Having grown up in the segregated South, Rev. Elliott said he’s always felt compelled to help people on the fringes, with the message that education and jobs, is the pathway to safety and success.
And he practiced what he preached, earning his Doctor of Divinity degree from Union Biblical Seminary in Dayton, Ohio, in 2003 -- when he was nearly 70 years old.
According to his church biography, Rev. Elliott organized the Kentucky Christian Benevolent Association in1957 to help poor people in emergency situations after learning about a 9-year-old boy who had died of starvation. In 1967, he became chair of the Kentucky Christian Leadership Conference. He was also instrumental in passing legislation recognizing Dr. Martin Luther King Jr.'s birthday as a holiday in Kentucky, and helped lead the Parkland Development project. And in the late 1990s, he founded the Jesus and a Job campaign, to provide work for those who have difficulty finding work, because of substance abuse struggles, or felony records.

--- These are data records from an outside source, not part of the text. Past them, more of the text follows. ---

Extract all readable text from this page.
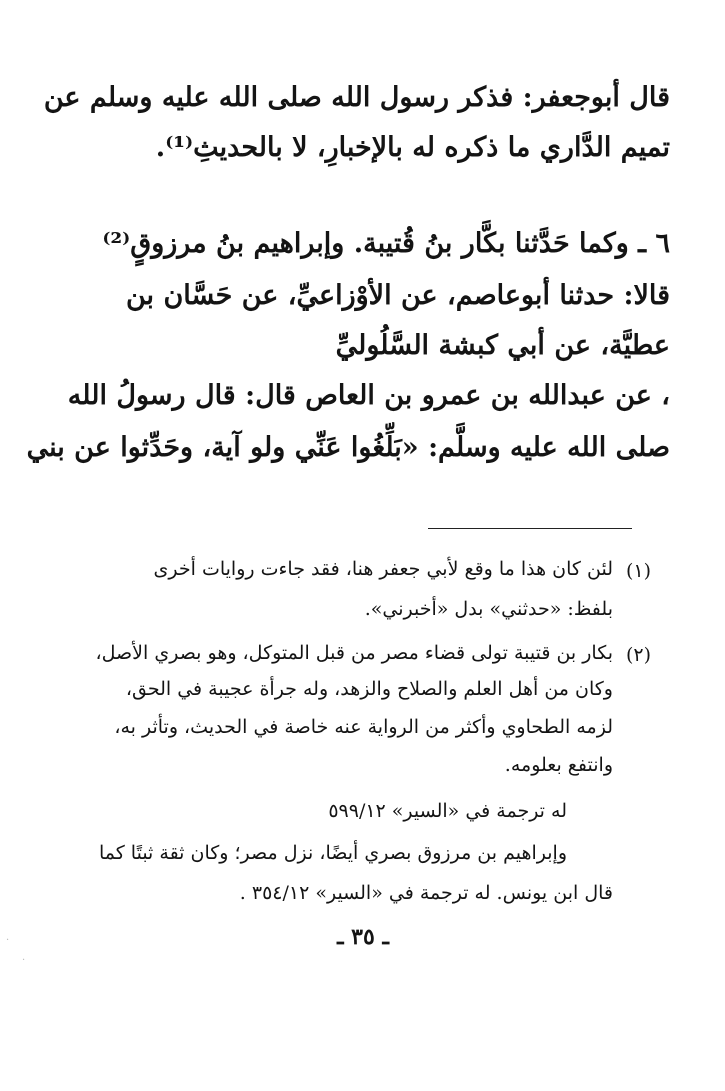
قال أبوجعفر: فذكر رسول الله صلى الله عليه وسلم عن
تميم الدَّاري ما ذكره له بالإخبارِ، لا بالحديثِ⁽¹⁾.
٦ ـ وكما حَدَّثنا بكَّار بنُ قُتيبة. وإبراهيم بنُ مرزوقٍ⁽²⁾
قالا: حدثنا أبوعاصم، عن الأوْزاعيِّ، عن حَسَّان بن
عطيَّة، عن أبي كبشة السَّلُوليِّ
، عن عبدالله بن عمرو بن العاص قال: قال رسولُ الله
صلى الله عليه وسلَّم: «بَلِّغُوا عَنِّي ولو آية، وحَدِّثوا عن بني
(١)
لئن كان هذا ما وقع لأبي جعفر هنا، فقد جاءت روايات أخرى
بلفظ: «حدثني» بدل «أخبرني».
(٢)
بكار بن قتيبة تولى قضاء مصر من قبل المتوكل، وهو بصري الأصل،
وكان من أهل العلم والصلاح والزهد، وله جرأة عجيبة في الحق،
لزمه الطحاوي وأكثر من الرواية عنه خاصة في الحديث، وتأثر به،
وانتفع بعلومه.
له ترجمة في «السير» ٥٩٩/١٢
وإبراهيم بن مرزوق بصري أيضًا، نزل مصر؛ وكان ثقة ثبتًا كما
قال ابن يونس. له ترجمة في «السير» ٣٥٤/١٢ .
ـ ٣٥ ـ
·
·
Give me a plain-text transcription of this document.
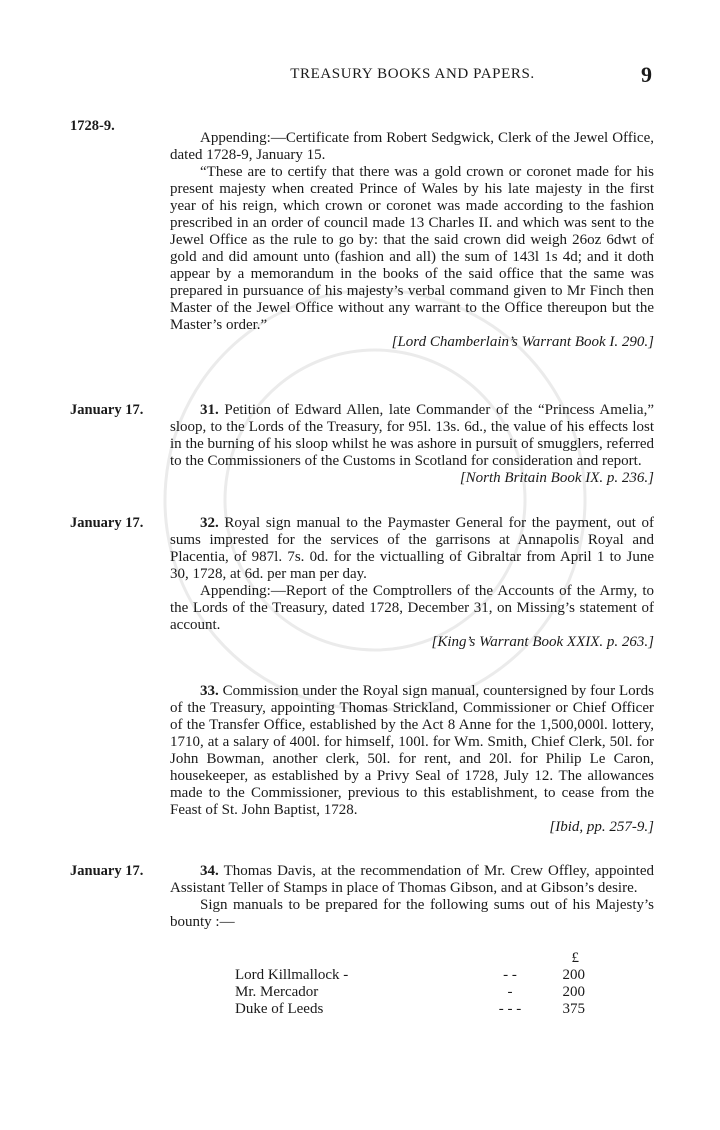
TREASURY BOOKS AND PAPERS.	9
1728-9.

Appending:—Certificate from Robert Sedgwick, Clerk of the Jewel Office, dated 1728-9, January 15.

“These are to certify that there was a gold crown or coronet made for his present majesty when created Prince of Wales by his late majesty in the first year of his reign, which crown or coronet was made according to the fashion prescribed in an order of council made 13 Charles II. and which was sent to the Jewel Office as the rule to go by: that the said crown did weigh 26oz 6dwt of gold and did amount unto (fashion and all) the sum of 143l 1s 4d; and it doth appear by a memorandum in the books of the said office that the same was prepared in pursuance of his majesty’s verbal command given to Mr Finch then Master of the Jewel Office without any warrant to the Office thereupon but the Master’s order.”

[Lord Chamberlain’s Warrant Book I. 290.]

January 17.	31. Petition of Edward Allen, late Commander of the “Princess Amelia,” sloop, to the Lords of the Treasury, for 95l. 13s. 6d., the value of his effects lost in the burning of his sloop whilst he was ashore in pursuit of smugglers, referred to the Commissioners of the Customs in Scotland for consideration and report.

[North Britain Book IX. p. 236.]

January 17.	32. Royal sign manual to the Paymaster General for the payment, out of sums imprested for the services of the garrisons at Annapolis Royal and Placentia, of 987l. 7s. 0d. for the victualling of Gibraltar from April 1 to June 30, 1728, at 6d. per man per day.

Appending:—Report of the Comptrollers of the Accounts of the Army, to the Lords of the Treasury, dated 1728, December 31, on Missing’s statement of account.

[King’s Warrant Book XXIX. p. 263.]

33. Commission under the Royal sign manual, countersigned by four Lords of the Treasury, appointing Thomas Strickland, Commissioner or Chief Officer of the Transfer Office, established by the Act 8 Anne for the 1,500,000l. lottery, 1710, at a salary of 400l. for himself, 100l. for Wm. Smith, Chief Clerk, 50l. for John Bowman, another clerk, 50l. for rent, and 20l. for Philip Le Caron, housekeeper, as established by a Privy Seal of 1728, July 12. The allowances made to the Commissioner, previous to this establishment, to cease from the Feast of St. John Baptist, 1728.

[Ibid, pp. 257-9.]

January 17.	34. Thomas Davis, at the recommendation of Mr. Crew Offley, appointed Assistant Teller of Stamps in place of Thomas Gibson, and at Gibson’s desire.

Sign manuals to be prepared for the following sums out of his Majesty’s bounty :—

£
Lord Killmallock -	- -	200
Mr. Mercador	-	200
Duke of Leeds	- - -	375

Inducted in the Kentucky Civil Rights Hall of Fame in 2012, Rev. Elliott has worked closely with Mayor Fischer’s administration on programs to help stem violence, a challenge he says “is going to take all of us contributing and working together to do whatever we can." In 2018, he was presented with the Dr. Martin Luther King Freedom Award, and in 2020, he was the recipient of the John Asher Spirit Award, given by the Louisville Foundation, and Churchill Downs, Inc.